Comment 0 for bug 2045168

Revision history for this message
Rodrigo Barbieri (rodrigo-barbieri2010) wrote :

Focal-ussuri customer env with lots of resources.

when trying to load the project>instance page, if the total amount of time loading data takes more than 26 seconds, the page enters a reload loop until the browser times out in 5 minutes.

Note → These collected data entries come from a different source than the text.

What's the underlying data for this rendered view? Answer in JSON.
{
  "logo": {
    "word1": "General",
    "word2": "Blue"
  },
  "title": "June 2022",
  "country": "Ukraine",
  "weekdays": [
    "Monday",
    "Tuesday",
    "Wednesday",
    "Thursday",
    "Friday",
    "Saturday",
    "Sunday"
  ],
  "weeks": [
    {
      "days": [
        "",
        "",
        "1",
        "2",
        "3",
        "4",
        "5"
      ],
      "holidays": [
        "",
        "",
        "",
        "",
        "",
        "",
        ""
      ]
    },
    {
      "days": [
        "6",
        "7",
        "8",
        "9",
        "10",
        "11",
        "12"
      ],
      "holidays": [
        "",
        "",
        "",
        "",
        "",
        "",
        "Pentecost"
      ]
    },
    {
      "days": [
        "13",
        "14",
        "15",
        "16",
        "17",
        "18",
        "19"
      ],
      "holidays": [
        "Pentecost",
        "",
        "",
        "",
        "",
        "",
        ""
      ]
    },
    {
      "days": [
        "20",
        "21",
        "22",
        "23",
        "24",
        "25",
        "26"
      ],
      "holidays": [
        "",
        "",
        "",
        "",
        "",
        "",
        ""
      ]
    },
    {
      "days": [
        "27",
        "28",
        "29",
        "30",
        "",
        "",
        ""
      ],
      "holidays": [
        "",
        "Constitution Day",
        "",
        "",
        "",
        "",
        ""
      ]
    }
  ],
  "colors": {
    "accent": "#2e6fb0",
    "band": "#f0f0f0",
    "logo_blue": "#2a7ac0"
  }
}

The 26 seconds number was obtained in the following way:

1) 5 minute browser timeout was observed when trying to load the page
2) logs were inspected and noticed that some queries were taking very long, like glance ~12 secs, neutron ~8 seconds, etc. Queries to nova take at most 3 seconds.
3) in a separate env with zero resources where it would load instantly, I added a time.sleep in the api/glance.py file when invoking glance for images (glance is invoked multiple times when loading the instances page). Sleeping 14 seconds times out on 5 minutes, but sleeping 13 seconds does not timeout and loads quickly. When it times out with 14 seconds, I tailed the logs and noticed that the same group of requests were being repeated for a while, always starting with the flavors request. With the 13 seconds sleep the requests would not repeat.
4) Removed the sleep from the api/glance.py file and added a sleep of 26 secs in the project/instances/views.py file get_data method right after

image_dict, flavor_dict, volume_dict = futurist_utils.call_functions_parallel(self._get_images, self._get_flavors, self._get_volumes)

With 26 seconds sleep it does not timeout nor repeat the requests, the page loads fine. But with 27 seconds sleep it times out on 5 minutes and keeps repeating the requests on the logs.

My conclusion is that the get_data method does not tolerate taking longer than 26 seconds to finish loading the page, and "reloads" itself, entering a loop that never finished if the page cannot be loaded in less than 26 seconds.

Ideally this internal timeout that causes a reload loop should be configurable and more tolerant by default.